We had eaten a lot of Nutella crêpes, however. Ellie and I now sat on a bench along a swept path in the Tuileries Gardens just west of the Louvre and watched Daphne search for that hour’s ration. We’d expected to find dozens of crêpes carts here but instead encountered countless informal exercise classes, running and leaping amongst the trees and tourists. Ellie had ordered Daphne to go ask someone where we could find food. I’d told Ellie Daphne wasn’t her servant and Ellie had said, no, she wasn’t: she was our translator. And it was true; the past few days had proven Daphne’s superior language skills.
The afternoon was especially hot, which I hoped meant we could forgo further conversation. Across the way, Daphne tentatively approached an older couple. They listened to her with grave, attentive faces.
“Mom,” Ellie said, “if we go back home—”
“To our apartment?” In addition to its prime spot between the busy hospital and noisy train station, the apartment had a half bath in the hallway shared with the neighbors.

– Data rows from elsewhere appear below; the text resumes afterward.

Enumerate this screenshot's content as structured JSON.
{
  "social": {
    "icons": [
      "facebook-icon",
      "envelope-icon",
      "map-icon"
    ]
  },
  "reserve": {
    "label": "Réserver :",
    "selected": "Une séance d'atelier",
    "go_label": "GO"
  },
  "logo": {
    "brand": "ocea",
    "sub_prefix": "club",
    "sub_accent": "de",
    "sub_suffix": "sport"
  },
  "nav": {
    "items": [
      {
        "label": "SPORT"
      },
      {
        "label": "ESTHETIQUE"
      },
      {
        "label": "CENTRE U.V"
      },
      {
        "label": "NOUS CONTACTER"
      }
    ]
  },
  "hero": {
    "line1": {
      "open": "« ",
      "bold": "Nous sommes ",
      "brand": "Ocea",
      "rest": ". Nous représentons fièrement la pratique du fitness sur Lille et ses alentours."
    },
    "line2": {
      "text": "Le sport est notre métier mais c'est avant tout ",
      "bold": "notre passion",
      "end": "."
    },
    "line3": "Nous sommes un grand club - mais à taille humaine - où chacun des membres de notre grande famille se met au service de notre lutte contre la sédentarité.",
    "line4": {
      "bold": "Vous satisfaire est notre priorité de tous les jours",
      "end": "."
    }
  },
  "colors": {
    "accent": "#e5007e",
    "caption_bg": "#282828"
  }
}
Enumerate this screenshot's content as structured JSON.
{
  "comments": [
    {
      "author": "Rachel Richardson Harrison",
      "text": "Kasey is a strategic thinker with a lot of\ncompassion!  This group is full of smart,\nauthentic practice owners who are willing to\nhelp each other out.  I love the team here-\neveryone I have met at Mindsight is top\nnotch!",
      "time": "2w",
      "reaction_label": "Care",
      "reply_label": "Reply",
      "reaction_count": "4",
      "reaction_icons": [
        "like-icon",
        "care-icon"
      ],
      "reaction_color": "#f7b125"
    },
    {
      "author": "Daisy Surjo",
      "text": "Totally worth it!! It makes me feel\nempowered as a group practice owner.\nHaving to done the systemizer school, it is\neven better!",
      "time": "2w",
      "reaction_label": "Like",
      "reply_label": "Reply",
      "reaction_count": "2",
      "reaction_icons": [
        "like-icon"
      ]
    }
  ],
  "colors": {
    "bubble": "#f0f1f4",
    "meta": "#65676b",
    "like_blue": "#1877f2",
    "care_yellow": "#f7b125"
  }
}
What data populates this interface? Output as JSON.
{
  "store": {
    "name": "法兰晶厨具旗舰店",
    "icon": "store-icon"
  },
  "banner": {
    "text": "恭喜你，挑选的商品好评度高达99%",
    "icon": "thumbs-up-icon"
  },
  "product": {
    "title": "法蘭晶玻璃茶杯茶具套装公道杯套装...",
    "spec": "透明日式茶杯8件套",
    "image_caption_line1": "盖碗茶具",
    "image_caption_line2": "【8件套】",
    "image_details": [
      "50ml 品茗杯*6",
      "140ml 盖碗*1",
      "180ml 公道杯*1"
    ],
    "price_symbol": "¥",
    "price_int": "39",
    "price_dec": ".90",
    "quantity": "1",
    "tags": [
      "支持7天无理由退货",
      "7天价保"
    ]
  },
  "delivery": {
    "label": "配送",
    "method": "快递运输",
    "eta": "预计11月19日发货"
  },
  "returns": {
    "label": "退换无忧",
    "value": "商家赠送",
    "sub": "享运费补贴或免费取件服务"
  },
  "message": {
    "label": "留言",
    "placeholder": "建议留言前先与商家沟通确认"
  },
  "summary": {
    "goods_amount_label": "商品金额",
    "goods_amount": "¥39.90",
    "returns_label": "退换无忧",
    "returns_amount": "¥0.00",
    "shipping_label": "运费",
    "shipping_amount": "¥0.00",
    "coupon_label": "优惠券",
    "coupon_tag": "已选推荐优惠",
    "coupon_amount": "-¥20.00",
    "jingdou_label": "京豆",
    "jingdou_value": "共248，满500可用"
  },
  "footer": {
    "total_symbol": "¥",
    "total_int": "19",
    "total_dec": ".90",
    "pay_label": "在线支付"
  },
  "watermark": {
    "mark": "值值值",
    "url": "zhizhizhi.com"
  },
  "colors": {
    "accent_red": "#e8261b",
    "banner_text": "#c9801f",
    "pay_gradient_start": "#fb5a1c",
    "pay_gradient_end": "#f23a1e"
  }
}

“Blech,” Ellie said. “To Milwaukee.”
“ ‘If’?”
“You know what I mean,” Ellie said, and I decided I didn’t, not yet. “Anyway, we should leave Daphne behind.”
Again, it was hot, and we were in dappled shade, which must have looked pretty, but a solid concrete roof would have done more to protect us from the sun. Our brains were baking, Ellie’s especially.
“That’s sweet, Ellie,” I said, and straightened up. Apparently, it was time for a talk after all. “Daphne’s your sister.” Ellie kept staring at Daphne. “Ellie,” I said, “I know it’s been hard but—”
“But that’s not what I mean,” Ellie said. “Look at her. She’s, like, thriving over here.” And Daphne was. She had moved on from the older couple and was now in an animated conversation with two tall teenagers, everyone nodding, laughing, pointing this way and that.